La Via Crucis senza Giuda. Come Otello senza Iago, Biancaneve senza Grimilde. Eppure succede, a Palazzo San Gervasio, poco più di 5.000 anime tra il Monte Vulture e la Murgia, nel nord della Basilicata. Un territorio famoso per l’intensità della sua Settimana Santa: riti, processioni, Misteri. E la Via Crucis, solenne e magica. Quest’anno, tuttavia, la scena del bacio nell’orto degli ulivi viene cancellata dalla sceneggiatura evangelica. Nessuno vuole vestire i panni del traditore. Giuda? Fallo tu! No, fallo tu. No tu. Ma lo scorso anno chi lo ha fatto? Antonio. Gli organizzatori sono andati allora a bussare a casa di Antonio, che ha continuato a dire no. «Dall’anno scorso mi è rimasto qualcosa dentro di fastidioso, una sensazione strana. No, no il traditore non lo faccio. Farò il ladrone, quello buono, però». 

Così, dopo l’ammutinamento di Antonio, a Palazzo San Gervasio Giuda esce di scena. Strappata una pagina di storia.

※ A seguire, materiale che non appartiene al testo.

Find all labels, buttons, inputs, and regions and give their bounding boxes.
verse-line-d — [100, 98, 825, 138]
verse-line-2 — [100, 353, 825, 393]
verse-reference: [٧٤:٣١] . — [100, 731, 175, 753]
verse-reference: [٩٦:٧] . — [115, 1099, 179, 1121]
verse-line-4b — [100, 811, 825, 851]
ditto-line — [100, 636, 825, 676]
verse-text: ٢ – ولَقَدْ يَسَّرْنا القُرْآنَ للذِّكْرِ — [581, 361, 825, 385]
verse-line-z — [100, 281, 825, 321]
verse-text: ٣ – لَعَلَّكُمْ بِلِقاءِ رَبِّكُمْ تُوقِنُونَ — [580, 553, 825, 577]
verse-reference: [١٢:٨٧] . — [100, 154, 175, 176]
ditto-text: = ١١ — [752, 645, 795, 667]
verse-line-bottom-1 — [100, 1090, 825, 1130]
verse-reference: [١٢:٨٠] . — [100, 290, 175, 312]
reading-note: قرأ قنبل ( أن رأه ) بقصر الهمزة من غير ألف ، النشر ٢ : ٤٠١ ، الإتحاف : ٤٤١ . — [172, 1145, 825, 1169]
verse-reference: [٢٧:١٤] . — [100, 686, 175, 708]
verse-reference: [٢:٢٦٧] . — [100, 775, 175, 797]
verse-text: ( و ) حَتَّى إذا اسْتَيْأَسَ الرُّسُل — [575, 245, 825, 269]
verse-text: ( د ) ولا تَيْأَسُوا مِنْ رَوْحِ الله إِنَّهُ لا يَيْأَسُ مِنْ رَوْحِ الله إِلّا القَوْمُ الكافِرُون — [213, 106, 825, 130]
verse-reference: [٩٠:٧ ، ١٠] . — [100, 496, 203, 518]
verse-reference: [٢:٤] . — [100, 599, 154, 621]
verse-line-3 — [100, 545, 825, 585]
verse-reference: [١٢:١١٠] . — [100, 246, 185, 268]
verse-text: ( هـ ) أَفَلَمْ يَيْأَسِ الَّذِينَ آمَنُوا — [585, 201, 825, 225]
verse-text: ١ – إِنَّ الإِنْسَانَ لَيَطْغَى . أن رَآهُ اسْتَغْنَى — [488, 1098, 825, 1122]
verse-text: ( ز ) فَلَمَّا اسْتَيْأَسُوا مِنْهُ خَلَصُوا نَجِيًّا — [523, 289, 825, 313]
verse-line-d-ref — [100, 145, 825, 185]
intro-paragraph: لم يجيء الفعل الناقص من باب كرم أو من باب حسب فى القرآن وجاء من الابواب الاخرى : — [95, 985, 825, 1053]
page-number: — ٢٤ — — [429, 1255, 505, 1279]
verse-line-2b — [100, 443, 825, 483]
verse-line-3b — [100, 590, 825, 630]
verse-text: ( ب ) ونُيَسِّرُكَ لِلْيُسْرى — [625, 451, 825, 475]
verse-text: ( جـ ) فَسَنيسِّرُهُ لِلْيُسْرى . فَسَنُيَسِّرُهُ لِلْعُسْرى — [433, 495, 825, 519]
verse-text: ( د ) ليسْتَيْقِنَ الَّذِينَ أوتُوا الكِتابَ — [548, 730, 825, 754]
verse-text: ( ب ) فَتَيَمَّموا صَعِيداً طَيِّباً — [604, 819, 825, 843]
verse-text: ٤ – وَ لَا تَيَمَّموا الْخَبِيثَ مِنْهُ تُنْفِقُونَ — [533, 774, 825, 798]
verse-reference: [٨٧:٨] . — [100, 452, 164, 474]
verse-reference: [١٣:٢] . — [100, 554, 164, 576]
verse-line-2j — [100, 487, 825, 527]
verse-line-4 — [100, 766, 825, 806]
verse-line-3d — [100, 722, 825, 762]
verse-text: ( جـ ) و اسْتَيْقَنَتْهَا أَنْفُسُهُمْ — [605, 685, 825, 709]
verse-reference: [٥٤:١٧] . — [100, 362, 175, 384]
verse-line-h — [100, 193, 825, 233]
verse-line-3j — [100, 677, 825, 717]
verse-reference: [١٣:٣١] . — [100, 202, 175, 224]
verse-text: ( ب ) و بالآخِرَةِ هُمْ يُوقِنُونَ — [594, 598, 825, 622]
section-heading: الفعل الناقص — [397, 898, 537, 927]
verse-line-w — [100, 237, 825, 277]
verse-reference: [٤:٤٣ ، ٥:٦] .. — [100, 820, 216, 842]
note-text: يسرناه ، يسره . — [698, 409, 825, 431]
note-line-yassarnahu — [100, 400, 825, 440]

Di più. Scompare uno stereotipo fondamentale nella narrazione del bene e del male, del bianco e del nero. Giuda addio. E se un giorno la deriva del sorriso portasse ad abolire pure la cupissima Addolorata? L’altra possibile interpretazione sulla decadenza di una figura come Giuda, pesca invece nella deviata liturgia mafiosa. Perché l’Iscariota, diciamolo, era un bell’infame. E gli infami, nelle Onorate Società, non piacciono affatto. Non è un caso che il regista Davide Ferrario, nel suo ultimo film «Tutta colpa di Giuda» affronti proprio il tema del rifiuto da parte dei detenuti del carcere di Torino a vestire i panni dell’Iscariota in una Via Crucis pedagogica pensata per redimerli. Redenzione sia, ma i panni dell’«infamone» li vesta qualcun altro.

Non manca, tuttavia, del sano revisionismo sulla controversa storia di Giuda. Nel 2006, un gruppo di ricercatori della National Geographic Society pescò un testo del 300 dopo Cristo, il «Vangelo di Giuda», un inedito, in tutti i sensi. Nel testo la figura del «traditore» si riscrive al rovescio come l’apostolo più amato da Gesù che lo sceglie addirittura tra tutti gli altri per chiedergli di consegnarlo ai soldati romani. «Tu farai sì che venga sacrificato l’uomo entro cui io sono». Una figura chiave, necessaria per ricomporre la grande storia terrena e spirituale di Gesù Cristo. Fantastico. Chi ci avrebbe mai pensato? E infatti la singolare teoria è stata ben presto ricoperta dalle sabbie dell’oblìo. Perché a noi Giuda piace cattivo, e nessuno ci farà cambiare idea. 

Sarà un caso che perfino il celebre musical di Broadway, «Jesus Christ superstar», nella sua versione cinematografica, assegnava la parte dell’apostolo traditore, in maniera provocatoria, a un attore di colore. Dovessimo ambientarlo oggi in Italia, Giuda sarebbe probabilmente uno di quei rumeni crudeli pronti a tutto, anche per meno di 30 denari. Con questo frammento mancante, senza bacio, senza tradimento, senza condanna, senza espiazione, il piccolo paese del Vulture si prepara a rappresentare la tradizione di sempre. Con le catene e con le croci, con gli angeli bambini e la singolare figura della Zingara, che solo in questo lembo d’Italia compare da protagonista, ricca di ori, al seguito del Cristo. Gli abitanti dei vari centri del Vulture prestano per questa sacra rappresentazione i gioielli, le catenine, i bracciali perché la Zingara li indossi tutti insieme, con la bocca fiammeggiante di rossetto e le movenze ammiccanti. Da queste parti, è la trasfigurazione del peccato della lussuria. Ma, per quel che si sa, nessuna si è mai rifiutata di interpretarla.